Unemployment Insurance Act 1930
- Parliament of the United Kingdom
- Long title: An Act to amend the Unemployment Insurance Acts, 1920 to 1929.
- Citation: 20 & 21 Geo. 5. c. 16
- Territorial extent: United Kingdom

Dates
- Royal assent: 6 February 1930
- Commencement: 13 March 1930
- Expired: 30 June 1933
- Repealed: 18 March 1935

Other legislation
- Amends: Unemployment Insurance Act 1920; Unemployment Insurance (No. 2) Act 1921; Unemployment Insurance Act 1922; Unemployment Insurance Act 1923; Unemployment Insurance (No. 2) Act 1924; Unemployment Insurance Act 1927;
- Amended by: Unemployment Act 1934;
- Repealed by: Unemployment Insurance Act 1935
- Relates to: Unemployment Insurance Act 1920

Status: Repealed

Text of statute as originally enacted

= Unemployment Insurance Act 1930 =

Act of the Parliament of the United Kingdom

The Unemployment Insurance Act 1930 (20 & 21 Geo. 5. c. 16) was passed in the United Kingdom in response to the economic problems emerging due to the Wall Street crash and Great Depression. It substantially reformed the benefits system and abolished the rule that those claiming benefits must genuinely be seeking work.

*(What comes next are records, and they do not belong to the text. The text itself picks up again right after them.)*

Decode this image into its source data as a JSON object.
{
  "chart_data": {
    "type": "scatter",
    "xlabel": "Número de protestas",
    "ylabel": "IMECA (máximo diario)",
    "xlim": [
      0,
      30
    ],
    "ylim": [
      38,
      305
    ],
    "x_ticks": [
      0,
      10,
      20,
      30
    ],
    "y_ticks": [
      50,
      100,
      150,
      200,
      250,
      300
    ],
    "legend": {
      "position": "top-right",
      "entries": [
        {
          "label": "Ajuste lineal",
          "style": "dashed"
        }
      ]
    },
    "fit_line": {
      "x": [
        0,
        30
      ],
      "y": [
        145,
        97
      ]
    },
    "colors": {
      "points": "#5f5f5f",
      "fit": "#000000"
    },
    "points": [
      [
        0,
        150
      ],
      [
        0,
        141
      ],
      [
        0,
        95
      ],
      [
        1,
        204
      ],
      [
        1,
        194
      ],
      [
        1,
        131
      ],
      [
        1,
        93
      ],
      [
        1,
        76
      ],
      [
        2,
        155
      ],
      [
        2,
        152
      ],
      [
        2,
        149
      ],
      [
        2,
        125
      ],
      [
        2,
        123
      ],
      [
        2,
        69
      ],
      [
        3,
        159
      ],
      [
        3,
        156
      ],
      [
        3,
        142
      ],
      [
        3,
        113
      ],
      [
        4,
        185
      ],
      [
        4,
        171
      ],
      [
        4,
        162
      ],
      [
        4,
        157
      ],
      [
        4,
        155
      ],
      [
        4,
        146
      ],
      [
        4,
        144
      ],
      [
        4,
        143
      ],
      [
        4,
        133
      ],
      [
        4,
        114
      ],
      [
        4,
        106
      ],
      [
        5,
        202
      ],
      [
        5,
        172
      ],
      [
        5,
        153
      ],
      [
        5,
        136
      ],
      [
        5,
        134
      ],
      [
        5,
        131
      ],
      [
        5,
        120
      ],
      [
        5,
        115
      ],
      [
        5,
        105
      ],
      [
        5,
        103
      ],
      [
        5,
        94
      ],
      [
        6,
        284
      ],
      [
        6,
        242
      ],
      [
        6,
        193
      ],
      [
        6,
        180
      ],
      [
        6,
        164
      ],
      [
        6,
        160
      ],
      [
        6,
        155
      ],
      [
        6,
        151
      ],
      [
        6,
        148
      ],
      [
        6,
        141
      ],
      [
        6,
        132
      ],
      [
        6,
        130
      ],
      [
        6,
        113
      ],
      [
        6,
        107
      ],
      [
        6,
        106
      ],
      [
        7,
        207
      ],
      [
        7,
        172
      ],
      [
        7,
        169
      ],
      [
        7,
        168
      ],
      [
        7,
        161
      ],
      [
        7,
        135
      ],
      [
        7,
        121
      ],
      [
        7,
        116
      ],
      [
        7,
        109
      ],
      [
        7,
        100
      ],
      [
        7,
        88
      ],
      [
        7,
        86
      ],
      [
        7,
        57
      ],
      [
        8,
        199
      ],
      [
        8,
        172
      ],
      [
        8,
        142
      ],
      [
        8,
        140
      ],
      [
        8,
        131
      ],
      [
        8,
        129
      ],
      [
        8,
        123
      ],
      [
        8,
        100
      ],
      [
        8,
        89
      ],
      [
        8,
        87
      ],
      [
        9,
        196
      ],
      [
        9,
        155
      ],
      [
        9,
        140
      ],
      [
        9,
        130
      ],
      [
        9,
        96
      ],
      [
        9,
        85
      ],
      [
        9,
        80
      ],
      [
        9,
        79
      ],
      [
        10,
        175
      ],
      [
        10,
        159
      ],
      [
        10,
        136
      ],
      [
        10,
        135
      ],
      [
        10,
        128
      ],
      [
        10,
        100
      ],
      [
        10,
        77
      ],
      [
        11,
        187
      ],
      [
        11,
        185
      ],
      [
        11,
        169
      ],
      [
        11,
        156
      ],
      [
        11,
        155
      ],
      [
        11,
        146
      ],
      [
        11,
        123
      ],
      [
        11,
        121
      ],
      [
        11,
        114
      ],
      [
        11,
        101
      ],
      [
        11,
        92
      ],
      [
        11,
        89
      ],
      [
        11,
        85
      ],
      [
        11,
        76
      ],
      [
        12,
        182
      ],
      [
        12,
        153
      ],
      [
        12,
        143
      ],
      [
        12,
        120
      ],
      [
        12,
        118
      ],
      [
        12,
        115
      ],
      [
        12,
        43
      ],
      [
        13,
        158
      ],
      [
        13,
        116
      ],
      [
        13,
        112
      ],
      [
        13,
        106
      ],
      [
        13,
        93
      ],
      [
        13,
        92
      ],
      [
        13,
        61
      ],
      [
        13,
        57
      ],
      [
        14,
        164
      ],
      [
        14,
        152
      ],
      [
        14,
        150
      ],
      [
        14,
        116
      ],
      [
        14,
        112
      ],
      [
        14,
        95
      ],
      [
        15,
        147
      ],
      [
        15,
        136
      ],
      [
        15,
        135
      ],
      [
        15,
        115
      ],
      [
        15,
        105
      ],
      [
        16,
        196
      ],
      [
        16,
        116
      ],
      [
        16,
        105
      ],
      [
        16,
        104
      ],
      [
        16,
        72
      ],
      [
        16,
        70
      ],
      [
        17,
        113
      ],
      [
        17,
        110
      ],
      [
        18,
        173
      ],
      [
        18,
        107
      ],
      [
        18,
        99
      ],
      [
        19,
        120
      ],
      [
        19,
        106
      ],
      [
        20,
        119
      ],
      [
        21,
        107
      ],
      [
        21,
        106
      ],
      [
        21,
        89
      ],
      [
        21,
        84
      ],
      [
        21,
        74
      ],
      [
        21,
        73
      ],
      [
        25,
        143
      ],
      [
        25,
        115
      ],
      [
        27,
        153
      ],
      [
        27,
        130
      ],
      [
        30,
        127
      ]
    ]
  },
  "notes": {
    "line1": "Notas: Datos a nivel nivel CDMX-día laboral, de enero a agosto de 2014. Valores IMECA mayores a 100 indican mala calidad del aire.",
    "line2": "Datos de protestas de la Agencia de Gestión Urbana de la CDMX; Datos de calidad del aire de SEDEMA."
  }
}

The changes made by the act to the Unemployment Insurance Acts 1920 to 1929 were temporary, section 20(7) and (8) providing that they only had effect from 13 March 1930 until 30 June 1933. It was continued in force until 30 June 1934 by the Unemployment Insurance (Expiring Enactments) Act 1933.

== Subsequent developments ==
The whole act was repealed by section 116(2) of, and part I of the seventh schedule to the Unemployment Insurance Act 1935 (25 & 26 Geo. 5. c. 8), which came into force on 18 March 1935.